In mathematics, a function is a specific relationship between a set of inputs and outputs. Each input corresponds to exactly one output, dictating how a function is defined. For example, the function \(f(x) = x^2 - x\) operates under the rule that for every \(x\), you substitute into the equation to get your result. The domain specifies the range of values \(x\) can take. For this problem, the function is initially defined as \(f(x) = x^2 - x\) for \(x \geq 0\). Understanding the definition of a function helps us explore other characteristics, such as how it behaves under different circumstances, such as negative values of \(x\).

Symmetry in functions refers to how functions mirror or replicate themselves about an axis. Even and odd symmetries are common types.
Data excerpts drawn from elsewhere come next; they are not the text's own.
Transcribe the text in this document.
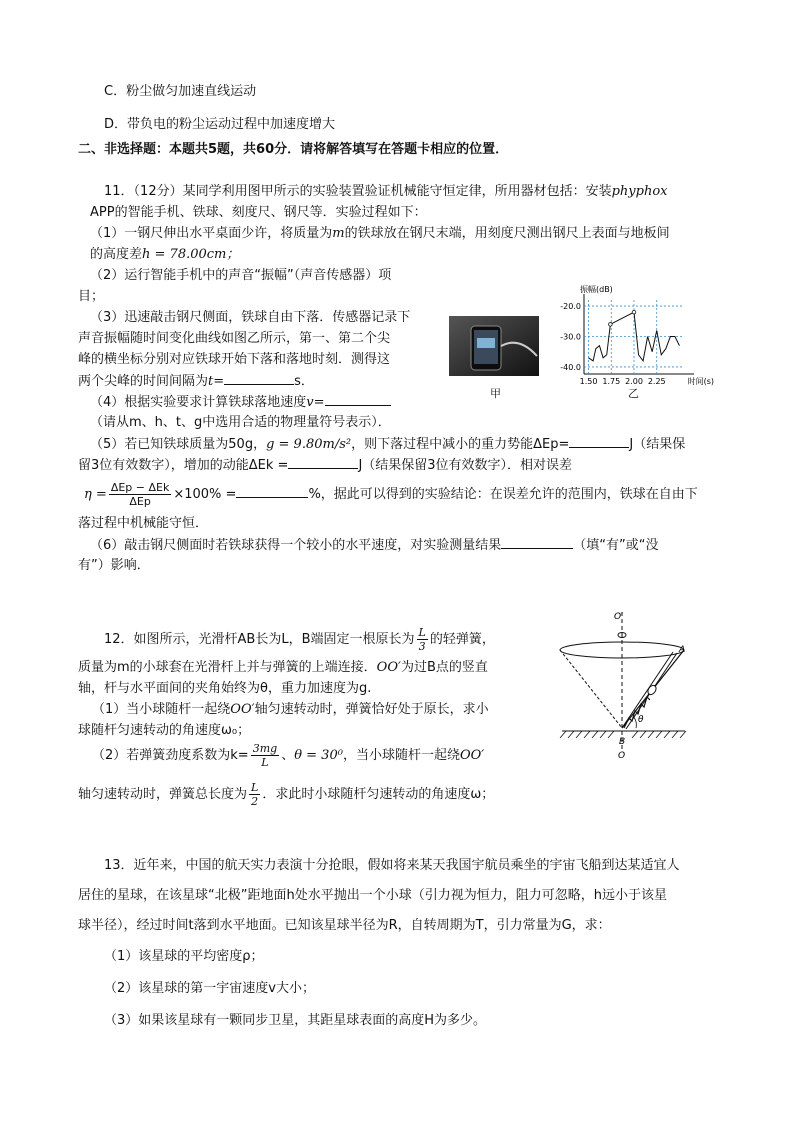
C．粉尘做匀加速直线运动
D．带负电的粉尘运动过程中加速度增大
二、非选择题：本题共5题，共60分．请将解答填写在答题卡相应的位置．
11．（12分）某同学利用图甲所示的实验装置验证机械能守恒定律，所用器材包括：安装phyphox
APP的智能手机、铁球、刻度尺、钢尺等．实验过程如下：
（1）一钢尺伸出水平桌面少许，将质量为m的铁球放在钢尺末端，用刻度尺测出钢尺上表面与地板间
的高度差h = 78.00cm；
（2）运行智能手机中的声音“振幅”（声音传感器）项
目；
（3）迅速敲击钢尺侧面，铁球自由下落．传感器记录下
声音振幅随时间变化曲线如图乙所示，第一、第二个尖
峰的横坐标分别对应铁球开始下落和落地时刻．测得这
两个尖峰的时间间隔为t=	s．
（4）根据实验要求计算铁球落地速度v=
（请从m、h、t、g中选用合适的物理量符号表示）．
（5）若已知铁球质量为50g，g = 9.80m/s²，则下落过程中减小的重力势能ΔEp=	J（结果保
留3位有效数字），增加的动能ΔEk =	J（结果保留3位有效数字）．相对误差
$\eta = \frac{\text{ΔEp − ΔEk}}{\text{ΔEp}} \times 100\%$ =	%，据此可以得到的实验结论：在误差允许的范围内，铁球在自由下
落过程中机械能守恒．
（6）敲击钢尺侧面时若铁球获得一个较小的水平速度，对实验测量结果	（填“有”或“没
有”）影响．
甲
振幅(dB)
-20.0
-30.0
-40.0
1.50 1.75 2.00 2.25	时间(s)
乙
12．如图所示，光滑杆AB长为L，B端固定一根原长为 $\frac{L}{3}$ 的轻弹簧，
质量为m的小球套在光滑杆上并与弹簧的上端连接．OO′为过B点的竖直
轴，杆与水平面间的夹角始终为θ，重力加速度为g.
（1）当小球随杆一起绕OO′轴匀速转动时，弹簧恰好处于原长，求小
球随杆匀速转动的角速度ω₀；
（2）若弹簧劲度系数为$k= \frac{3mg}{L}$ 、θ = 30⁰，当小球随杆一起绕OO′
轴匀速转动时，弹簧总长度为 $\frac{L}{2}$ ．求此时小球随杆匀速转动的角速度ω；
O′
A
θ
B
O
13．近年来，中国的航天实力表演十分抢眼，假如将来某天我国宇航员乘坐的宇宙飞船到达某适宜人
居住的星球，在该星球“北极”距地面h处水平抛出一个小球（引力视为恒力，阻力可忽略，h远小于该星
球半径），经过时间t落到水平地面。已知该星球半径为R，自转周期为T，引力常量为G，求：
（1）该星球的平均密度ρ；
（2）该星球的第一宇宙速度v大小；
（3）如果该星球有一颗同步卫星，其距星球表面的高度H为多少。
• **Even Functions**: They are symmetrical about the y-axis. This means that the function satisfies \(f(-x) = f(x)\) for all \(x\). An intuitive example is the function \(f(x) = x^2\), which looks the same on both sides of the y-axis.
• **Odd Functions**: These are symmetrical about the origin. This symmetry implies \(f(-x) = -f(x)\). A classic example is \(f(x) = x^3\), which rotates 180 degrees about the origin.

In the exercise, defining \(f\) for negative \(x\) involves using these symmetry rules. For an even function, \(f(-x)\) results in \(x^2 + x\). For an odd function, we determine that \(f(-x) = -x^2 - x\). This highlights the inherent symmetry properties of mathematical functions.
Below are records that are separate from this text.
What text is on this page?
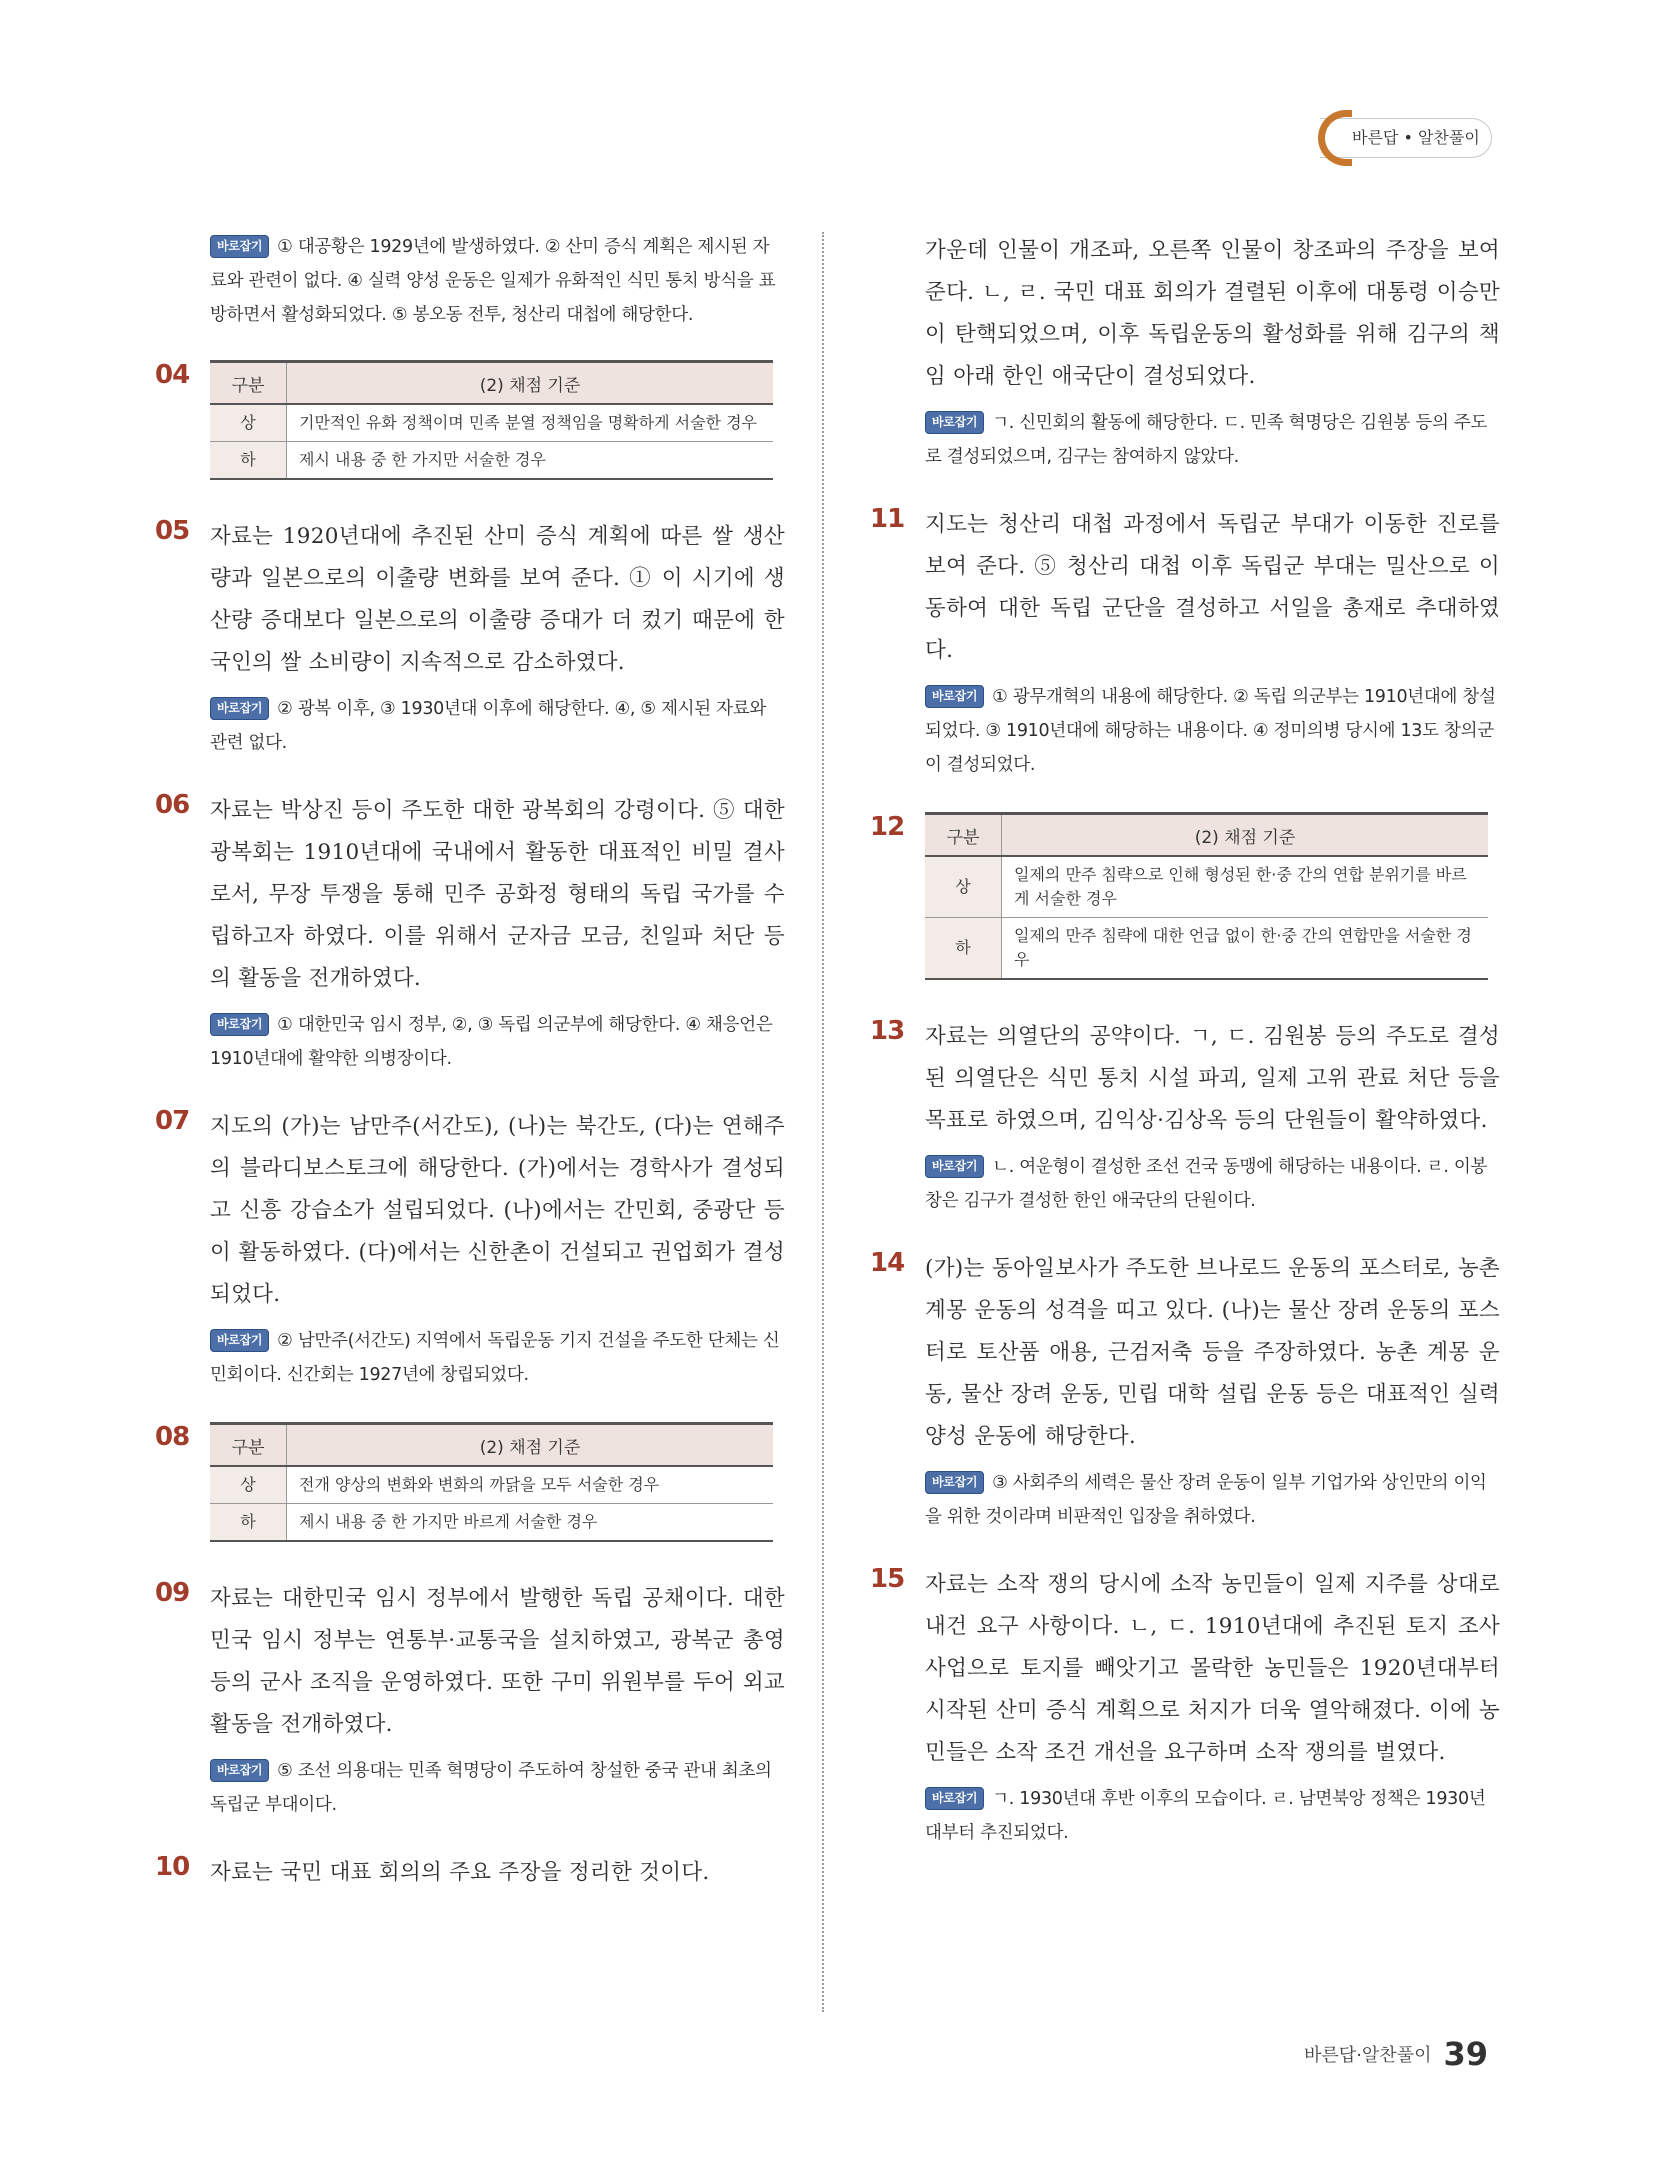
바른답 • 알찬풀이
바로잡기 ① 대공황은 1929년에 발생하였다. ② 산미 증식 계획은 제시된 자료와 관련이 없다. ④ 실력 양성 운동은 일제가 유화적인 식민 통치 방식을 표방하면서 활성화되었다. ⑤ 봉오동 전투, 청산리 대첩에 해당한다.
04 구분	(2) 채점 기준
상	기만적인 유화 정책이며 민족 분열 정책임을 명확하게 서술한 경우
하	제시 내용 중 한 가지만 서술한 경우
05 자료는 1920년대에 추진된 산미 증식 계획에 따른 쌀 생산량과 일본으로의 이출량 변화를 보여 준다. ① 이 시기에 생산량 증대보다 일본으로의 이출량 증대가 더 컸기 때문에 한국인의 쌀 소비량이 지속적으로 감소하였다.

바로잡기 ② 광복 이후, ③ 1930년대 이후에 해당한다. ④, ⑤ 제시된 자료와 관련 없다.
06 자료는 박상진 등이 주도한 대한 광복회의 강령이다. ⑤ 대한 광복회는 1910년대에 국내에서 활동한 대표적인 비밀 결사로서, 무장 투쟁을 통해 민주 공화정 형태의 독립 국가를 수립하고자 하였다. 이를 위해서 군자금 모금, 친일파 처단 등의 활동을 전개하였다.

바로잡기 ① 대한민국 임시 정부, ②, ③ 독립 의군부에 해당한다. ④ 채응언은 1910년대에 활약한 의병장이다.
07 지도의 (가)는 남만주(서간도), (나)는 북간도, (다)는 연해주의 블라디보스토크에 해당한다. (가)에서는 경학사가 결성되고 신흥 강습소가 설립되었다. (나)에서는 간민회, 중광단 등이 활동하였다. (다)에서는 신한촌이 건설되고 권업회가 결성되었다.

바로잡기 ② 남만주(서간도) 지역에서 독립운동 기지 건설을 주도한 단체는 신민회이다. 신간회는 1927년에 창립되었다.
08 구분	(2) 채점 기준
상	전개 양상의 변화와 변화의 까닭을 모두 서술한 경우
하	제시 내용 중 한 가지만 바르게 서술한 경우
09 자료는 대한민국 임시 정부에서 발행한 독립 공채이다. 대한민국 임시 정부는 연통부·교통국을 설치하였고, 광복군 총영 등의 군사 조직을 운영하였다. 또한 구미 위원부를 두어 외교 활동을 전개하였다.

바로잡기 ⑤ 조선 의용대는 민족 혁명당이 주도하여 창설한 중국 관내 최초의 독립군 부대이다.
10 자료는 국민 대표 회의의 주요 주장을 정리한 것이다.

가운데 인물이 개조파, 오른쪽 인물이 창조파의 주장을 보여 준다. ㄴ, ㄹ. 국민 대표 회의가 결렬된 이후에 대통령 이승만이 탄핵되었으며, 이후 독립운동의 활성화를 위해 김구의 책임 아래 한인 애국단이 결성되었다.

바로잡기 ㄱ. 신민회의 활동에 해당한다. ㄷ. 민족 혁명당은 김원봉 등의 주도로 결성되었으며, 김구는 참여하지 않았다.
11 지도는 청산리 대첩 과정에서 독립군 부대가 이동한 진로를 보여 준다. ⑤ 청산리 대첩 이후 독립군 부대는 밀산으로 이동하여 대한 독립 군단을 결성하고 서일을 총재로 추대하였다.

바로잡기 ① 광무개혁의 내용에 해당한다. ② 독립 의군부는 1910년대에 창설되었다. ③ 1910년대에 해당하는 내용이다. ④ 정미의병 당시에 13도 창의군이 결성되었다.
12 구분	(2) 채점 기준
상	일제의 만주 침략으로 인해 형성된 한·중 간의 연합 분위기를 바르게 서술한 경우
하	일제의 만주 침략에 대한 언급 없이 한·중 간의 연합만을 서술한 경우
13 자료는 의열단의 공약이다. ㄱ, ㄷ. 김원봉 등의 주도로 결성된 의열단은 식민 통치 시설 파괴, 일제 고위 관료 처단 등을 목표로 하였으며, 김익상·김상옥 등의 단원들이 활약하였다.

바로잡기 ㄴ. 여운형이 결성한 조선 건국 동맹에 해당하는 내용이다. ㄹ. 이봉창은 김구가 결성한 한인 애국단의 단원이다.
14 (가)는 동아일보사가 주도한 브나로드 운동의 포스터로, 농촌 계몽 운동의 성격을 띠고 있다. (나)는 물산 장려 운동의 포스터로 토산품 애용, 근검저축 등을 주장하였다. 농촌 계몽 운동, 물산 장려 운동, 민립 대학 설립 운동 등은 대표적인 실력 양성 운동에 해당한다.

바로잡기 ③ 사회주의 세력은 물산 장려 운동이 일부 기업가와 상인만의 이익을 위한 것이라며 비판적인 입장을 취하였다.
15 자료는 소작 쟁의 당시에 소작 농민들이 일제 지주를 상대로 내건 요구 사항이다. ㄴ, ㄷ. 1910년대에 추진된 토지 조사 사업으로 토지를 빼앗기고 몰락한 농민들은 1920년대부터 시작된 산미 증식 계획으로 처지가 더욱 열악해졌다. 이에 농민들은 소작 조건 개선을 요구하며 소작 쟁의를 벌였다.

바로잡기 ㄱ. 1930년대 후반 이후의 모습이다. ㄹ. 남면북앙 정책은 1930년대부터 추진되었다.
바른답·알찬풀이 39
Polynomial functions are significant in mathematics due to their wide array of applications and properties. They are expressions consisting of variables and coefficients that are combined using addition, subtraction, multiplication, and non-negative integer exponents.
Our function \(f(x) = x^2 - x\) is a polynomial of degree 2, commonly known as a quadratic polynomial.
Key features of polynomial functions include:

• **Degree**: The highest power of the variable in the expression. For \(f(x) = x^2 - x\), the degree is 2.
• **Coefficients**: The numbers that multiply the variables. Here, the coefficients are 1 and -1 for \(x^2\) and \(x\), respectively.
• **Roots**: Solutions to \(f(x) = 0\). For this polynomial, the roots can be found by solving \(x^2 - x = 0\).
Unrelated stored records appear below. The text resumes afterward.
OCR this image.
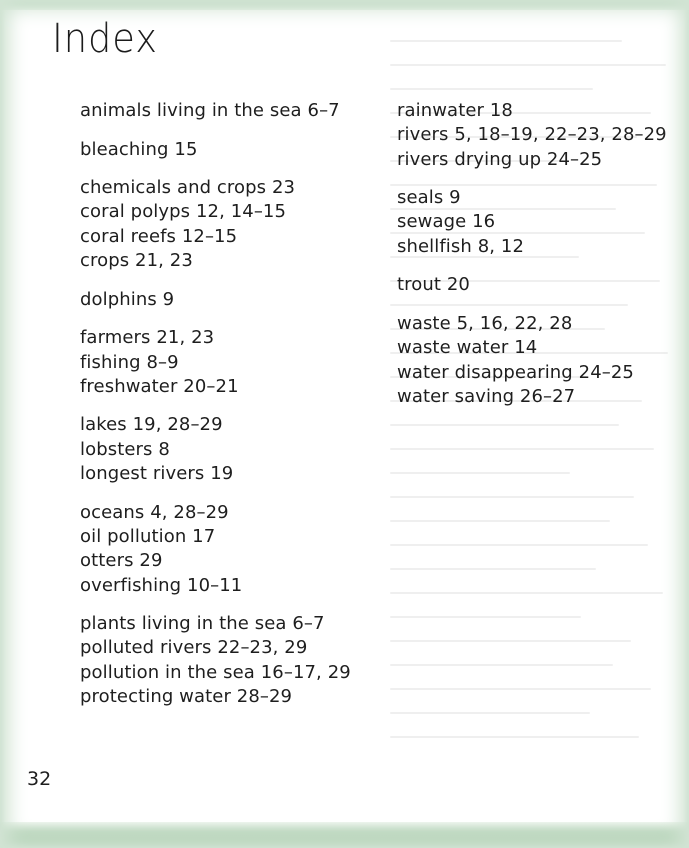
Index
animals living in the sea 6–7
bleaching 15
chemicals and crops 23
coral polyps 12, 14–15
coral reefs 12–15
crops 21, 23
dolphins 9
farmers 21, 23
fishing 8–9
freshwater 20–21
lakes 19, 28–29
lobsters 8
longest rivers 19
oceans 4, 28–29
oil pollution 17
otters 29
overfishing 10–11
plants living in the sea 6–7
polluted rivers 22–23, 29
pollution in the sea 16–17, 29
protecting water 28–29
rainwater 18
rivers 5, 18–19, 22–23, 28–29
rivers drying up 24–25
seals 9
sewage 16
shellfish 8, 12
trout 20
waste 5, 16, 22, 28
waste water 14
water disappearing 24–25
water saving 26–27
32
Polynomial functions serve as foundational tools in algebra, calculus, and other mathematical disciplines.

Algebraic manipulation involves rearranging algebraic equations to simplify or solve them. This is crucial when working with polynomial functions and determining how they behave for different conditions.
In the exercise, algebraic manipulation helps us find the expressions for \(f(x)\) and \(f(-x)\). This is done by substituting \(-x\) into the original function, leading to different algebraic expressions.
For example, after substitution in even functions, \(f(-x) = x^2 + x\). For odd functions, we adjust for symmetry, obtaining \(-f(-x) = -x^2 - x\).
Understanding these manipulations allows students to effectively handle more complicated functions and lays the groundwork for solving real-world problems.